LNW: Technically, my first production was in Indianapolis when I was nineteen or twenty?  It was an experimental piece called Everywhere that was part of the Indianapolis Fringe Festival at the New Art Theater.  I remember it being the most exciting thing ever! I also directed it and worked with a group of musicians.

But in New York, my very first production was at the Brick Theater in 2007 and I co-produced it with my own theater company. It played to an audience of maybe 6 to 9 people a night and I did all of the scene changes myself. It didn’t matter though, because I felt like I was doing something and learning about my voice as an artist and how I work as a collaborator. I worked this way for a long time and steadily built an audience independently.

However, it wasn’t until about two years ago that I started to get institutional support and getting an Off-Broadway premiere was definitely next level. It’s a great feeling to reach wider audiences and have an entire staff that is so encouraging so that you can just focus on being a writer. 
Q.: In working with directors have you ever had to “fight” to see your vision of particular work put on stage because someone other than yourself thought that they knew better than you what the play was about?

LNW: Nope. I would say playwrights have a lot more power than in TV or film and often, collaborators are working hard to execute your vision. However, since I used to be a director I know how hard it is and I think I’m a little more loose than some other playwrights. I think theater is made as a team and I know I don’t always know best, so I value a sense of play in the rehearsal room and most of the experiences I’ve had with collaborators have been positive. 

Q.: You’ve already won some prestigious awards and been nominated for still others. How have your awards and recognitions inspired or otherwise affected your career?

LNW: It’s impacted me in a huge way and changed my life immensely. For one, I do not currently need to work a day job and am a full-time playwright.
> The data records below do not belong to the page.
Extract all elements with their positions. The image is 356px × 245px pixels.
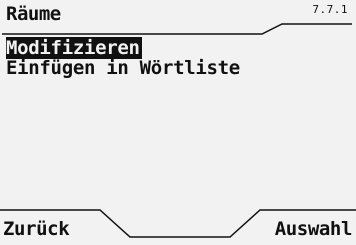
screen-title: Räume: [6, 3, 61, 25]
menu-item-einfuegen-in-woertliste[interactable]: Einfügen in Wörtliste: [6, 58, 356, 78]
select-softkey[interactable]: Auswahl: [275, 218, 353, 240]
menu-list: Modifizieren Einfügen in Wörtliste: [6, 37, 356, 78]
menu-index: 7.7.1: [312, 3, 348, 16]
phone-display: Räume 7.7.1 Modifizieren Einfügen in Wör…: [0, 0, 356, 245]
menu-item-label: Einfügen in Wörtliste: [6, 57, 240, 79]
back-softkey[interactable]: Zurück: [3, 218, 70, 240]
menu-item-modifizieren[interactable]: Modifizieren: [6, 37, 356, 59]
menu-item-label: Modifizieren: [6, 37, 142, 59]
This is invaluable because it lets me actually do what I love with my life. 

Q: Besides your own hard work to whom or what do you attribute your success?

LNW:  Collaborators who have elevated my work to the point where it’s become “our” work. Anyone who has ever believed in me enough to say yes. Youngblood at EST. Also I love my agents and managers — they obviously help a lot and I definitely wouldn’t be able to figure out a lot of this without them!  

William H. McCann, Jr. a playwright, poet, editor, and publisher who edits the Kentucky Theatre Yearbook. He lives near Corinth.